I looked up some of the suggestions for adjusting to SAD. Compared information I found at veryhealthy.life and the Mayo Clinic. Here is what I found.
- A daylight lamp with a daylight alarm. You set it and it slowly gets brighter to simulate the sunrise, so you are nudged into wakefulness. Apparently, the sunrise will stimulate your brain to produce cortisol, which is the hormone that works counter to melatonin, signaling you that it is time to wake up.
- Get more fresh air and exercise. I know this is important and even all bundled up, it still exposes us to sunlight … and fresh air. Being cooped up indoors all day doing whatever it is that we do, is not good for our bodies or our souls. Exercise and fresh air help to relieve stress and anxiety, both of which can increase SAD symptoms.

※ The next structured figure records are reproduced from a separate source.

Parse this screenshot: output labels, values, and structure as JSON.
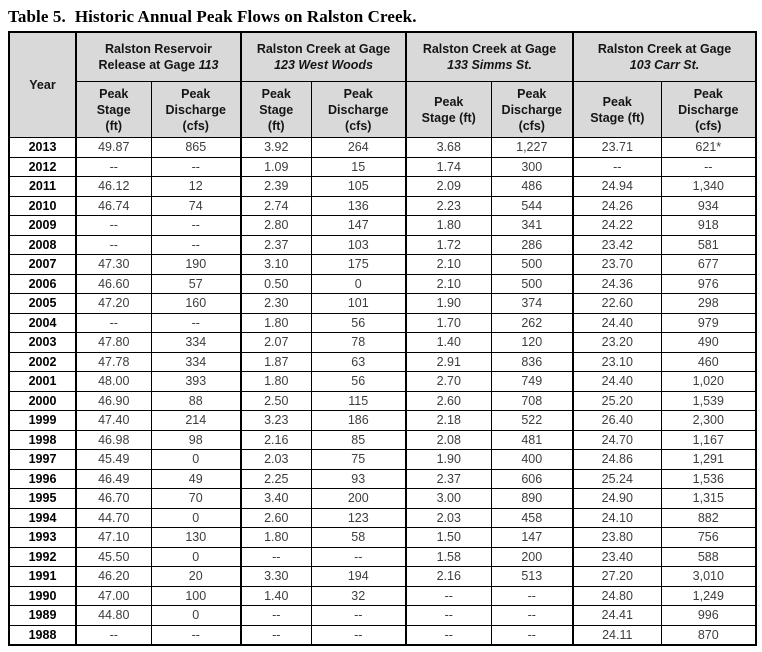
{
  "title": {
    "label": "Table 5.",
    "caption": "Historic Annual Peak Flows on Ralston Creek."
  },
  "colors": {
    "header_background": "#d9d9d9",
    "border": "#000000",
    "data_text": "#3d3d3d"
  },
  "table": {
    "year_header": "Year",
    "groups": [
      {
        "line1": "Ralston Reservoir",
        "line2_plain": "Release at Gage ",
        "line2_italic": "113"
      },
      {
        "line1": "Ralston Creek at Gage",
        "line2_plain": "",
        "line2_italic": "123 West Woods"
      },
      {
        "line1": "Ralston Creek at Gage",
        "line2_plain": "",
        "line2_italic": "133 Simms St."
      },
      {
        "line1": "Ralston Creek at Gage",
        "line2_plain": "",
        "line2_italic": "103 Carr St."
      }
    ],
    "sub_headers": [
      "Peak\nStage\n(ft)",
      "Peak\nDischarge\n(cfs)",
      "Peak\nStage\n(ft)",
      "Peak\nDischarge\n(cfs)",
      "Peak\nStage (ft)",
      "Peak\nDischarge\n(cfs)",
      "Peak\nStage (ft)",
      "Peak\nDischarge\n(cfs)"
    ],
    "rows": [
      [
        "2013",
        "49.87",
        "865",
        "3.92",
        "264",
        "3.68",
        "1,227",
        "23.71",
        "621*"
      ],
      [
        "2012",
        "--",
        "--",
        "1.09",
        "15",
        "1.74",
        "300",
        "--",
        "--"
      ],
      [
        "2011",
        "46.12",
        "12",
        "2.39",
        "105",
        "2.09",
        "486",
        "24.94",
        "1,340"
      ],
      [
        "2010",
        "46.74",
        "74",
        "2.74",
        "136",
        "2.23",
        "544",
        "24.26",
        "934"
      ],
      [
        "2009",
        "--",
        "--",
        "2.80",
        "147",
        "1.80",
        "341",
        "24.22",
        "918"
      ],
      [
        "2008",
        "--",
        "--",
        "2.37",
        "103",
        "1.72",
        "286",
        "23.42",
        "581"
      ],
      [
        "2007",
        "47.30",
        "190",
        "3.10",
        "175",
        "2.10",
        "500",
        "23.70",
        "677"
      ],
      [
        "2006",
        "46.60",
        "57",
        "0.50",
        "0",
        "2.10",
        "500",
        "24.36",
        "976"
      ],
      [
        "2005",
        "47.20",
        "160",
        "2.30",
        "101",
        "1.90",
        "374",
        "22.60",
        "298"
      ],
      [
        "2004",
        "--",
        "--",
        "1.80",
        "56",
        "1.70",
        "262",
        "24.40",
        "979"
      ],
      [
        "2003",
        "47.80",
        "334",
        "2.07",
        "78",
        "1.40",
        "120",
        "23.20",
        "490"
      ],
      [
        "2002",
        "47.78",
        "334",
        "1.87",
        "63",
        "2.91",
        "836",
        "23.10",
        "460"
      ],
      [
        "2001",
        "48.00",
        "393",
        "1.80",
        "56",
        "2.70",
        "749",
        "24.40",
        "1,020"
      ],
      [
        "2000",
        "46.90",
        "88",
        "2.50",
        "115",
        "2.60",
        "708",
        "25.20",
        "1,539"
      ],
      [
        "1999",
        "47.40",
        "214",
        "3.23",
        "186",
        "2.18",
        "522",
        "26.40",
        "2,300"
      ],
      [
        "1998",
        "46.98",
        "98",
        "2.16",
        "85",
        "2.08",
        "481",
        "24.70",
        "1,167"
      ],
      [
        "1997",
        "45.49",
        "0",
        "2.03",
        "75",
        "1.90",
        "400",
        "24.86",
        "1,291"
      ],
      [
        "1996",
        "46.49",
        "49",
        "2.25",
        "93",
        "2.37",
        "606",
        "25.24",
        "1,536"
      ],
      [
        "1995",
        "46.70",
        "70",
        "3.40",
        "200",
        "3.00",
        "890",
        "24.90",
        "1,315"
      ],
      [
        "1994",
        "44.70",
        "0",
        "2.60",
        "123",
        "2.03",
        "458",
        "24.10",
        "882"
      ],
      [
        "1993",
        "47.10",
        "130",
        "1.80",
        "58",
        "1.50",
        "147",
        "23.80",
        "756"
      ],
      [
        "1992",
        "45.50",
        "0",
        "--",
        "--",
        "1.58",
        "200",
        "23.40",
        "588"
      ],
      [
        "1991",
        "46.20",
        "20",
        "3.30",
        "194",
        "2.16",
        "513",
        "27.20",
        "3,010"
      ],
      [
        "1990",
        "47.00",
        "100",
        "1.40",
        "32",
        "--",
        "--",
        "24.80",
        "1,249"
      ],
      [
        "1989",
        "44.80",
        "0",
        "--",
        "--",
        "--",
        "--",
        "24.41",
        "996"
      ],
      [
        "1988",
        "--",
        "--",
        "--",
        "--",
        "--",
        "--",
        "24.11",
        "870"
      ]
    ]
  }
}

- Better sleep. The suggestion here is to avoid screens at night. TV, computer screens and phones stimulate our brains. Getting restorative sleep will help us feel better during the day. Try to give yourself an hour without screens before falling asleep. I generally try to read for a little while before falling asleep. I find myself fading pretty quickly when I do that. The Mayo Clinic also suggests reducing napping and oversleeping so that your body will get into a routine of restorative sleep at night.
- Vitamin D. This vitamin is naturally produced in our bodies from sunlight. Studies of how Vitamin D affect SAD have had mixed results. “People who live in climates where it gets darker earlier are at risk of not getting enough vitamin D without supplementing, but vitamin D is a fat-soluble vitamin, so it is possible to supplement too much and reach toxic levels,” researchers said. “The best way to approach vitamin D is to have your level checked and then talk to a health care provider about the best plan for you.” I am on a prescribed Vitamin D supplement because my levels were low, according to my last physical.
I was born and raised in Miami, FL. Even when the days got shorter, it was not cold enough to keep us indoors all day. As I moved up the East Coast, to my surprise I found that I was adversely affected by the winter weather – the cold, the winds, the dark. I cannot imagine living in a far northern climate. I suppose some of us are more susceptible to the changing light and temperature than others.
I will try to bundle up later and go out for a walk. I know it would be good for me.
And soon it will be spring, and I will rejoice in the new buds on the trees and bushes and the flowers beginning to emerge from their sleep. I love the spring!